脅威ではなく機会としての生成系AI
取締役(CTO) 木達 一仁私にとってAI、人工知能といえば、SF作家のアーサー・C・クラーク氏が『2001年宇宙の旅』に登場させたHAL 9000のイメージです。原作をお読みでなくても、矛盾した指示が発端となり人間に反旗を翻したHAL 9000のことを、スタンリー・キューブリック氏が監督を務めた映画でご存知になった方は少なくないでしょう。
HAL 9000のような、人間と自然に会話できるAIが登場せぬまま、現実世界の2001年は過ぎ去りました。しかし昨今、ChatGPTに代表される生成系AIが、にわかに脚光を浴びています。今やChatGPTの名前を見ない日はないというくらい、生成系AIのニュースが日々あふれています。

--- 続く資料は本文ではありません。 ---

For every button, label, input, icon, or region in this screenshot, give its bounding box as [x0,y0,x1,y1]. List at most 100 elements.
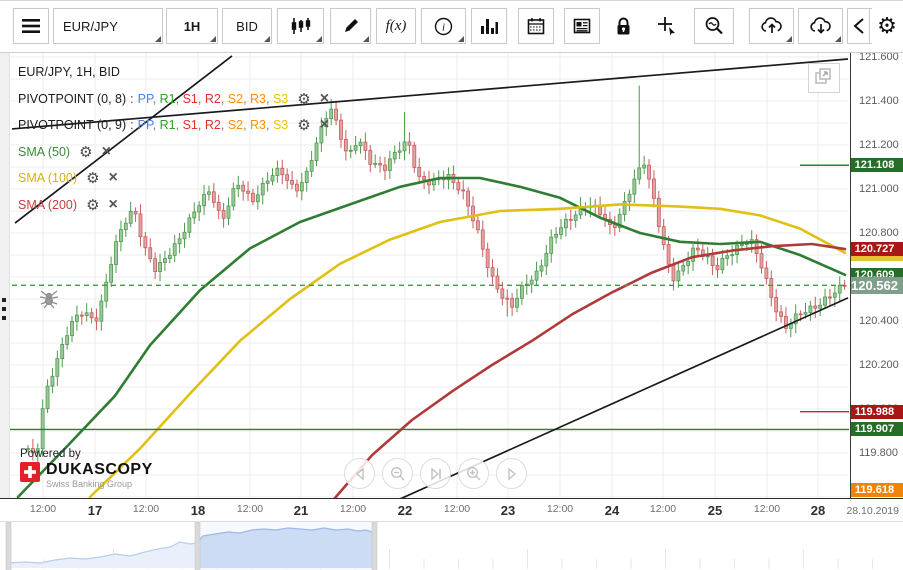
minimap-handle[interactable] [6,522,11,570]
draw-tools-button[interactable] [330,8,371,44]
dropdown-corner-icon [458,36,464,42]
chart-panel: EUR/JPY, 1H, BID PIVOTPOINT (0, 8) :PP, … [0,53,903,498]
gear-icon[interactable]: ⚙ [79,143,92,161]
spider-icon[interactable] [38,287,60,314]
skip-to-end-button[interactable] [420,458,451,489]
minimap-handle[interactable] [372,522,377,570]
dropdown-corner-icon [786,36,792,42]
trading-chart-app: EUR/JPY 1H BID f(x) i [0,0,903,570]
zoom-in-button[interactable] [458,458,489,489]
cloud-download-button[interactable] [798,8,843,44]
pencil-icon [342,17,360,35]
price-axis: 121.600121.400121.200121.000120.800120.6… [850,53,903,498]
minimap-range-selector[interactable] [0,521,903,570]
bid-ask-selector[interactable]: BID [222,8,272,44]
close-icon[interactable]: × [320,116,329,134]
zoom-tool-button[interactable] [694,8,734,44]
pivot-token-r2: R2 [205,118,221,132]
gear-icon[interactable]: ⚙ [297,116,310,134]
drag-handle-icon[interactable] [2,293,6,325]
branding: Powered by DUKASCOPY Swiss Banking Group [20,448,153,489]
magnifier-wave-icon [704,16,724,36]
pivot-token-s1: S1 [183,118,198,132]
time-tick-label: 12:00 [444,503,470,515]
scroll-left-button[interactable] [847,8,870,44]
price-tick-label: 120.400 [859,315,899,327]
time-tick-label: 18 [191,503,205,518]
dropdown-corner-icon [210,36,216,42]
price-tick-label: 121.600 [859,53,899,63]
date-label: 28.10.2019 [846,505,899,517]
pivot-token-s2: S2 [228,118,243,132]
volume-button[interactable] [471,8,507,44]
gear-icon[interactable]: ⚙ [86,196,99,214]
legend-pivotpoint-9: PIVOTPOINT (0, 9) :PP, R1, S1, R2, S2, R… [18,112,329,139]
time-tick-label: 22 [398,503,412,518]
news-button[interactable] [564,8,600,44]
close-icon[interactable]: × [320,90,329,108]
cloud-upload-button[interactable] [749,8,794,44]
cloud-upload-icon [760,17,784,35]
legend-sma-200: SMA (200) ⚙ × [18,192,329,219]
crosshair-button[interactable] [648,8,686,44]
close-icon[interactable]: × [109,169,118,187]
time-tick-label: 12:00 [237,503,263,515]
hamburger-icon [21,18,41,34]
info-button[interactable]: i [421,8,466,44]
price-level-badge: 119.907 [850,422,903,436]
settings-button[interactable]: ⚙ [872,8,902,44]
toolbar: EUR/JPY 1H BID f(x) i [0,1,903,53]
powered-by-text: Powered by [20,448,153,460]
zoom-out-button[interactable] [382,458,413,489]
time-tick-label: 28 [811,503,825,518]
price-tick-label: 120.800 [859,227,899,239]
time-tick-label: 12:00 [133,503,159,515]
calendar-icon [527,17,545,35]
brand-name: DUKASCOPY [46,462,153,478]
time-tick-label: 12:00 [340,503,366,515]
close-icon[interactable]: × [109,196,118,214]
time-tick-label: 23 [501,503,515,518]
indicator-label: SMA (100) [18,171,77,185]
legend-sma-50: SMA (50) ⚙ × [18,139,329,166]
candlestick-icon [290,17,312,35]
minimap-handle[interactable] [195,522,200,570]
dropdown-corner-icon [316,36,322,42]
gear-icon[interactable]: ⚙ [86,169,99,187]
period-label: 1H [184,19,201,34]
price-level-badge: 121.108 [850,158,903,172]
pivot-token-pp: PP [138,118,153,132]
indicator-label: SMA (50) [18,145,70,159]
pivot-token-s1: S1 [183,92,198,106]
dropdown-corner-icon [264,36,270,42]
pivot-token-r1: R1 [160,92,176,106]
time-tick-label: 24 [605,503,619,518]
time-tick-label: 12:00 [650,503,676,515]
popout-button[interactable] [808,63,840,93]
dropdown-corner-icon [155,36,161,42]
side-label: BID [236,19,258,34]
pivot-token-r3: R3 [250,92,266,106]
time-tick-label: 12:00 [547,503,573,515]
time-axis: 28.10.2019 12:001712:001812:002112:00221… [0,498,903,521]
legend-pivotpoint-8: PIVOTPOINT (0, 8) :PP, R1, S1, R2, S2, R… [18,86,329,113]
step-back-button[interactable] [344,458,375,489]
lock-button[interactable] [607,8,639,44]
time-tick-label: 12:00 [754,503,780,515]
legend-title: EUR/JPY, 1H, BID [18,59,329,86]
calendar-button[interactable] [518,8,554,44]
legend-sma-100: SMA (100) ⚙ × [18,165,329,192]
pivot-token-s3: S3 [273,118,288,132]
period-selector[interactable]: 1H [166,8,218,44]
gear-icon[interactable]: ⚙ [297,90,310,108]
panel-resize-strip[interactable] [0,53,10,498]
menu-button[interactable] [13,8,49,44]
step-forward-button[interactable] [496,458,527,489]
bar-chart-icon [480,17,498,35]
close-icon[interactable]: × [102,143,111,161]
time-tick-label: 12:00 [30,503,56,515]
brand-subtitle: Swiss Banking Group [46,479,153,489]
instrument-selector[interactable]: EUR/JPY [53,8,163,44]
chart-type-button[interactable] [277,8,324,44]
indicators-button[interactable]: f(x) [376,8,416,44]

生成系AIとは文章や画像、動画などのコンテンツを自動的に生成するAI技術のことで、自然なチャット形式でコンテンツが得られるOpenAIのChatGPTは、その代表格です。生成されるコンテンツが正確である、もしくは意に即したものであるとは限りませんが、過去の類似のツールやサービスと比べ、その性能は驚異的です。
あまりに驚異的ゆえ、「生成系AIが人間の仕事を奪うのでは」といった論調の記事を、少なからず目にします。新たな技術が登場しては社会に浸透するたび、それまであった仕事が消えてなくなったり、なくならないまでも仕事の中身が変化するようなことは繰り返されてきましたから、その種の指摘には一理あるでしょう。

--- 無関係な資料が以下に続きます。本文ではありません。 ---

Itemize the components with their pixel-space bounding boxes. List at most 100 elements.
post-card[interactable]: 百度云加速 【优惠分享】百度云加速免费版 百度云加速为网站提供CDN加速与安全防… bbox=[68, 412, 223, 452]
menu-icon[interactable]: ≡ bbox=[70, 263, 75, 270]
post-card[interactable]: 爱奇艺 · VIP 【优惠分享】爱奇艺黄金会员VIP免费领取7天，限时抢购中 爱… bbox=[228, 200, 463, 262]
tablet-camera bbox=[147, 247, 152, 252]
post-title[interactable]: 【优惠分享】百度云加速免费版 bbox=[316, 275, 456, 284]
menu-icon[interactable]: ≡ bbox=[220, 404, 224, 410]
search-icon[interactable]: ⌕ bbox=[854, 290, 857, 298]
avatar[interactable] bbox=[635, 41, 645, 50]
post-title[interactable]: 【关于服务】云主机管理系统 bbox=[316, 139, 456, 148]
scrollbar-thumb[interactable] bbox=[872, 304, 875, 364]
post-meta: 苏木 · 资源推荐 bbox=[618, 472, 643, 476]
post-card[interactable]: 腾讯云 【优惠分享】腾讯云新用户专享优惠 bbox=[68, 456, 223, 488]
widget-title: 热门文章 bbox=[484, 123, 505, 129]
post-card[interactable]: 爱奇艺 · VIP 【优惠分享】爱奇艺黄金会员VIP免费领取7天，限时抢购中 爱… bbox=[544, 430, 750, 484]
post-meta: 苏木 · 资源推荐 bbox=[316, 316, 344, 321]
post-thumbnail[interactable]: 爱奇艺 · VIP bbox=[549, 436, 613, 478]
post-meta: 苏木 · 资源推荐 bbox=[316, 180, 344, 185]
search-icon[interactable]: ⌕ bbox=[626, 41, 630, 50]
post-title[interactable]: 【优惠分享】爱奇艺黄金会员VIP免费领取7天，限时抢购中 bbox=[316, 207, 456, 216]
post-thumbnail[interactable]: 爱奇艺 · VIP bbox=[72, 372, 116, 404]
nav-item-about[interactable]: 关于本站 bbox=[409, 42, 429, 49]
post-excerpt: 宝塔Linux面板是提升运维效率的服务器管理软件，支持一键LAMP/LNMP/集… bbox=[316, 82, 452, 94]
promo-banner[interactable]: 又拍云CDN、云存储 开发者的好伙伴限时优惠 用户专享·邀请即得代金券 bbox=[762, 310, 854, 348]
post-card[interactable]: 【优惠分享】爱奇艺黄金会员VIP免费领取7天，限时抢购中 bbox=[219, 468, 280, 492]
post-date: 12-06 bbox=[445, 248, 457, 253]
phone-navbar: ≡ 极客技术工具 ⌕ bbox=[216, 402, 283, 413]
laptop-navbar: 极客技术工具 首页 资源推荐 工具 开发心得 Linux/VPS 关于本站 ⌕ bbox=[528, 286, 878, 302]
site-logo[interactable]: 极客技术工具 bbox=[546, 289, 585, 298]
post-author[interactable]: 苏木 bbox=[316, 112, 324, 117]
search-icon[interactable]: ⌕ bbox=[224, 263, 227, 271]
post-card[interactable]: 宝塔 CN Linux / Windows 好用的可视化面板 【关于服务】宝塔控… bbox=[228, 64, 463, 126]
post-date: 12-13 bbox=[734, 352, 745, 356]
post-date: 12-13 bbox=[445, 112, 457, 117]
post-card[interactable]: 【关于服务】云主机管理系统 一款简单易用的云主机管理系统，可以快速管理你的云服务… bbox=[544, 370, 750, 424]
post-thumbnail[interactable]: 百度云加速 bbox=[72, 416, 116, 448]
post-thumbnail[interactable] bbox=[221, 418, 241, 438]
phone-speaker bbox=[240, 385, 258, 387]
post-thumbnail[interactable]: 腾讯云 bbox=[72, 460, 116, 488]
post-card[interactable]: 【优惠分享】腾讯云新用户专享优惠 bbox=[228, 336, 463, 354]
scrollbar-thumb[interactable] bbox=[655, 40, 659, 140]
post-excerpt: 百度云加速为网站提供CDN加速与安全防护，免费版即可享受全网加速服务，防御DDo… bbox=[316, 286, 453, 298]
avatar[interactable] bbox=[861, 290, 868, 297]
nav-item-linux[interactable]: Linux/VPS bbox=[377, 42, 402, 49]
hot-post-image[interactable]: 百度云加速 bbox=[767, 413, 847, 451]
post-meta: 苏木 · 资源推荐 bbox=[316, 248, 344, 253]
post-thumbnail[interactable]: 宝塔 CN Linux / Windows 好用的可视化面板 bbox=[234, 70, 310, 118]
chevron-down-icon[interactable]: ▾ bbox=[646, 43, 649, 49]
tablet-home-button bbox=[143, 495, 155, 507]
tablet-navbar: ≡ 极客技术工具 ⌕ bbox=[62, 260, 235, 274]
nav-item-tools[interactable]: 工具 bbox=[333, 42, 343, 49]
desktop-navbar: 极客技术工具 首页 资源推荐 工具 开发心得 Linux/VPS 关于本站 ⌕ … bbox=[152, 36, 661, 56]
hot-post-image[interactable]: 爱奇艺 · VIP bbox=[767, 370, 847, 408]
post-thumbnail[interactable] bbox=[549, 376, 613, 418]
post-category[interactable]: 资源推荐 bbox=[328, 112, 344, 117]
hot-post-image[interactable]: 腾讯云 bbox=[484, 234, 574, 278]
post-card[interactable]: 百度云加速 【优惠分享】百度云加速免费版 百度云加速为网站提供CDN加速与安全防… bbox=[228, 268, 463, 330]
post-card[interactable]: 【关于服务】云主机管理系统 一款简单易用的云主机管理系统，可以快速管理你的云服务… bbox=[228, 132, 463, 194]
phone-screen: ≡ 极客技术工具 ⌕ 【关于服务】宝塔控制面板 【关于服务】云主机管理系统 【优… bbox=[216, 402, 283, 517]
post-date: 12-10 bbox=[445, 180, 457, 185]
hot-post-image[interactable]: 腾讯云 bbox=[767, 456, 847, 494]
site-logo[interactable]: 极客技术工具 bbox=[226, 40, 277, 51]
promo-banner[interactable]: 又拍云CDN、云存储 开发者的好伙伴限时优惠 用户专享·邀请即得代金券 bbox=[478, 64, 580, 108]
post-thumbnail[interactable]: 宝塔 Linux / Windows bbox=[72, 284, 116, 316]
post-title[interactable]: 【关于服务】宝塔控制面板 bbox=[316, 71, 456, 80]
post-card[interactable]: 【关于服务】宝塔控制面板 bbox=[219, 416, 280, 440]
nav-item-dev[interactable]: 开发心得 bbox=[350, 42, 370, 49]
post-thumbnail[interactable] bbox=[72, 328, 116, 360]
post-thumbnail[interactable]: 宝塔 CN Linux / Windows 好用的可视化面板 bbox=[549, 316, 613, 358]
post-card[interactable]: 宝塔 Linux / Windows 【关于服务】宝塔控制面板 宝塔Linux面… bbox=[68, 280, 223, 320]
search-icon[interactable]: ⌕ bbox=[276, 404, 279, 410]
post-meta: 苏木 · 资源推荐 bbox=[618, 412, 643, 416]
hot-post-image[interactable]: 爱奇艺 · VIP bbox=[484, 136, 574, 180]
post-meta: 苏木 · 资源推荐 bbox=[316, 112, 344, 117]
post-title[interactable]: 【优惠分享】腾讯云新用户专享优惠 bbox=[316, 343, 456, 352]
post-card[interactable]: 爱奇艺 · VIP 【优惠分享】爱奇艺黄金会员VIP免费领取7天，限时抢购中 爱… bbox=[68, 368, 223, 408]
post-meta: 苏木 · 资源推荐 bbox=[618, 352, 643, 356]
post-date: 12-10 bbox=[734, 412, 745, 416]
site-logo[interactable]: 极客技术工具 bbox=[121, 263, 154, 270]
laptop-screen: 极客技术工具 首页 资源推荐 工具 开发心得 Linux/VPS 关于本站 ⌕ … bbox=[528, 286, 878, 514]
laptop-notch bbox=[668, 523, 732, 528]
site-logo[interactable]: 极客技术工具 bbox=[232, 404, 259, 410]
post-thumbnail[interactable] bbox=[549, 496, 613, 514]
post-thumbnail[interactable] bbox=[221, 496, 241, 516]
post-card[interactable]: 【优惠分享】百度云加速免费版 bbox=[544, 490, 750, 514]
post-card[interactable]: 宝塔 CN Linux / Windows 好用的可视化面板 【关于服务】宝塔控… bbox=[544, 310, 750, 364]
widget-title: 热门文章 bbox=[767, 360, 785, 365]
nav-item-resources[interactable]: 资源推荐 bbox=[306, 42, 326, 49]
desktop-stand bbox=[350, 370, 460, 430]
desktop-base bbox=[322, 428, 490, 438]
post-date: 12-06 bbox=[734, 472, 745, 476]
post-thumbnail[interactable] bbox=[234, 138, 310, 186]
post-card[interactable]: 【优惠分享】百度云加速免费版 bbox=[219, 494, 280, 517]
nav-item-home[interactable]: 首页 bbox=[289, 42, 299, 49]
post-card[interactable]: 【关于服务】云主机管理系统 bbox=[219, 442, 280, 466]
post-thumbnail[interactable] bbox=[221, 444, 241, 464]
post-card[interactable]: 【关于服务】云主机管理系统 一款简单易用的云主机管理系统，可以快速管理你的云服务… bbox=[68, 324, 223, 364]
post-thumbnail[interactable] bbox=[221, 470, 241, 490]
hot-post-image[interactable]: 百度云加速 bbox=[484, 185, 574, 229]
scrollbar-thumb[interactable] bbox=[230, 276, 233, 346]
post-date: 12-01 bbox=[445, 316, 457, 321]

いっぽうでそれを生成系AIの負の側面、脅威として必要以上に煽るのは、いかがなものかと私は思います。マネジメントの分野で著名なピーター・ドラッカー氏はかつて、「変化を脅威ではなく機会として捉えなければならない」という言葉を残しました。今こそ業種・業界を問わず、この言葉を実践すべきではないでしょうか。
Webデザインの文脈で言えば、確かに手書きのラフスケッチからWebページを瞬時に生成するデモンストレーションは驚異的です。この技術が一層進化した暁には、Webデザインのかなりの工程が機械化され、人間のかかわる必要はほぼなくなるという、当社のようにWebデザインをビジネスにしている立場からすれば悲観的な想像も可能。ゆえに、生成系AIを脅威としても捉えてしまいがちです。

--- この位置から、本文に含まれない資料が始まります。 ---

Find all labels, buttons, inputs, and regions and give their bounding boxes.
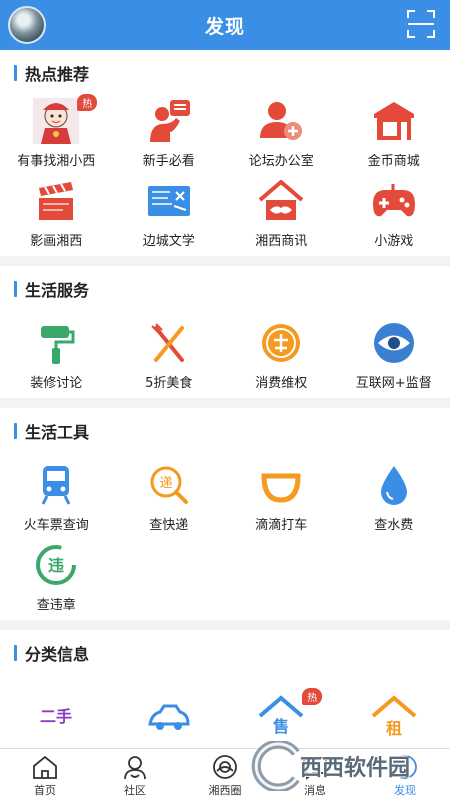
- grid-item-label: 5折美食: [145, 376, 193, 391]
- grid-item-train[interactable]: 火车票查询: [0, 460, 113, 540]
- section-tools: 生活工具 火车票查询 递 查快递 滴滴打车 查水费 违 查违章: [0, 408, 450, 620]
- tab-home[interactable]: 首页: [0, 749, 90, 800]
- grid-item-label: 互联网+监督: [355, 376, 432, 391]
- newbie-guide-icon: [146, 98, 192, 144]
- grid-item-literature[interactable]: 边城文学: [113, 176, 226, 256]
- clapperboard-icon: [33, 178, 79, 224]
- tab-message[interactable]: 消息: [270, 749, 360, 800]
- section-hot: 热点推荐 热 有事找湘小西 新手必看 论坛办公室 金币商城 影画湘西 边城文学 …: [0, 50, 450, 256]
- grid-item-supervision[interactable]: 互联网+监督: [338, 318, 450, 398]
- message-icon: [303, 757, 327, 780]
- grid-item-label: 有事找湘小西: [17, 154, 96, 169]
- second-hand-icon: 二手: [33, 692, 79, 738]
- community-icon: [124, 756, 146, 780]
- tab-label: 发现: [394, 784, 416, 797]
- grid-item-business-news[interactable]: 湘西商讯: [225, 176, 338, 256]
- grid-item-car[interactable]: [113, 690, 226, 748]
- grid-item-newbie-guide[interactable]: 新手必看: [113, 96, 226, 176]
- circle-icon: [213, 755, 237, 779]
- grid-item-violation[interactable]: 违 查违章: [0, 540, 113, 620]
- water-drop-icon: [371, 462, 417, 508]
- grid-item-label: 装修讨论: [30, 376, 83, 391]
- hot-badge: 热: [302, 688, 323, 705]
- grid-item-express[interactable]: 递 查快递: [113, 460, 226, 540]
- grid-item-label: 湘西商讯: [255, 234, 308, 249]
- grid-item-label: 影画湘西: [30, 234, 83, 249]
- paint-roller-icon: [33, 320, 79, 366]
- eye-icon: [371, 320, 417, 366]
- grid-item-consumer-rights[interactable]: 消费维权: [225, 318, 338, 398]
- grid-item-label: 边城文学: [142, 234, 195, 249]
- grid-item-label: 金币商城: [367, 154, 420, 169]
- section-title-life: 生活服务: [0, 266, 450, 312]
- house-sale-icon: 售 热: [258, 688, 323, 738]
- tab-circle[interactable]: 湘西圈: [180, 749, 270, 800]
- section-category: 分类信息 二手 售 热 租: [0, 630, 450, 748]
- coin-mall-icon: [371, 98, 417, 144]
- grid-item-label: 消费维权: [255, 376, 308, 391]
- fork-knife-icon: [146, 320, 192, 366]
- grid-item-coin-mall[interactable]: 金币商城: [338, 96, 450, 176]
- top-bar: 发现: [0, 0, 450, 50]
- grid-item-label: 滴滴打车: [255, 518, 308, 533]
- gamepad-icon: [371, 178, 417, 224]
- grid-item-water-fee[interactable]: 查水费: [338, 460, 450, 540]
- grid-item-label: 查快递: [149, 518, 189, 533]
- express-search-icon: 递: [146, 462, 192, 508]
- train-icon: [33, 462, 79, 508]
- forum-office-icon: [258, 98, 304, 144]
- grid-item-label: 火车票查询: [23, 518, 89, 533]
- section-title-category: 分类信息: [0, 630, 450, 676]
- tab-label: 湘西圈: [208, 784, 242, 797]
- svg-text:售: 售: [273, 717, 289, 736]
- grid-item-label: 论坛办公室: [248, 154, 314, 169]
- svg-text:租: 租: [386, 719, 402, 738]
- section-title-tools: 生活工具: [0, 408, 450, 454]
- grid-item-label: 查水费: [374, 518, 414, 533]
- house-handshake-icon: [258, 178, 304, 224]
- grid-item-house-sale[interactable]: 售 热: [225, 688, 338, 748]
- grid-item-minigame[interactable]: 小游戏: [338, 176, 450, 256]
- mascot-icon: 热: [33, 94, 98, 144]
- scan-icon[interactable]: [406, 9, 436, 39]
- tab-label: 社区: [124, 784, 146, 797]
- avatar[interactable]: [8, 6, 46, 44]
- tab-label: 首页: [34, 784, 56, 797]
- literature-icon: [146, 178, 192, 224]
- consumer-rights-icon: [258, 320, 304, 366]
- svg-text:违: 违: [48, 556, 64, 575]
- hot-badge: 热: [77, 94, 98, 111]
- discover-icon: [393, 755, 417, 779]
- grid-item-decoration[interactable]: 装修讨论: [0, 318, 113, 398]
- page-title: 发现: [204, 15, 245, 38]
- house-rent-icon: 租: [371, 692, 417, 738]
- violation-icon: 违: [33, 542, 79, 588]
- discover-content[interactable]: 热点推荐 热 有事找湘小西 新手必看 论坛办公室 金币商城 影画湘西 边城文学 …: [0, 50, 450, 748]
- grid-item-label: 查违章: [36, 598, 76, 613]
- grid-item-label: 新手必看: [142, 154, 195, 169]
- grid-item-forum-office[interactable]: 论坛办公室: [225, 96, 338, 176]
- section-title-hot: 热点推荐: [0, 50, 450, 96]
- grid-item-house-rent[interactable]: 租: [338, 690, 450, 748]
- svg-text:递: 递: [159, 476, 172, 491]
- grid-item-clapperboard[interactable]: 影画湘西: [0, 176, 113, 256]
- grid-item-label: 小游戏: [374, 234, 414, 249]
- grid-item-second-hand[interactable]: 二手: [0, 690, 113, 748]
- grid-item-didi[interactable]: 滴滴打车: [225, 460, 338, 540]
- didi-icon: [258, 462, 304, 508]
- bottom-tab-bar: 首页 社区 湘西圈 消息 发现: [0, 748, 450, 800]
- tab-label: 消息: [304, 784, 326, 797]
- section-life: 生活服务 装修讨论 5折美食 消费维权 互联网+监督: [0, 266, 450, 398]
- grid-item-mascot[interactable]: 热 有事找湘小西: [0, 94, 113, 176]
- car-icon: [146, 692, 192, 738]
- tab-discover[interactable]: 发现: [360, 749, 450, 800]
- home-icon: [33, 755, 57, 779]
- svg-text:二手: 二手: [40, 707, 72, 726]
- tab-community[interactable]: 社区: [90, 749, 180, 800]
- grid-item-food[interactable]: 5折美食: [113, 318, 226, 398]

しかし程度はさておき、似たようなことは便利なデザインツールやフレームワーク、あるいはCMSやWebサービスが登場する都度、以前から言われてきました。それでも100%ないしそれに近しい機械化に至っていないのは、機能的価値だけならまだしも、それに情緒的価値を組み合わせたトータルな価値提供を機械化することが困難であり、人間による判断や調整がWebデザインに不可欠だからではないでしょうか。
過去に起きた変化と、今まさに現在進行形で起きている生成系AIの隆盛とは、同列に語れないかもしれません。それくらい、生成系AIは特異な存在と認識しており、また動向の変化の激しさが、将来の見通しを立てにくくしています。上述の私の仮説の正否はさておき、この局面において重要なのは、Webデザインにおいても生成系AIを脅威ではなく機会と捉えることです。
具体的には、デザイン中の各プロセスにおいて生成系AIを積極活用することで効率や生産性の改善を促進できます。それによって時間的・金銭的コストを抑えながら、以前と同等ないしそれ以上の品質のデザインを実現できるでしょう。その継続的な実践を通じてこそ、生成系AIとの共存が不可避の時代にあってなお、レディメイドとオーダーメイドで書いたような存在意義を維持できると信じます。
すでに社内では、AI活用に関するガイドラインを策定済みであり、またAIコンテストの開催が告知されるなど、具体的な取り組みが進んでいます。生成系AIのさらなる活用に向け、全社を挙げて邁進していきます。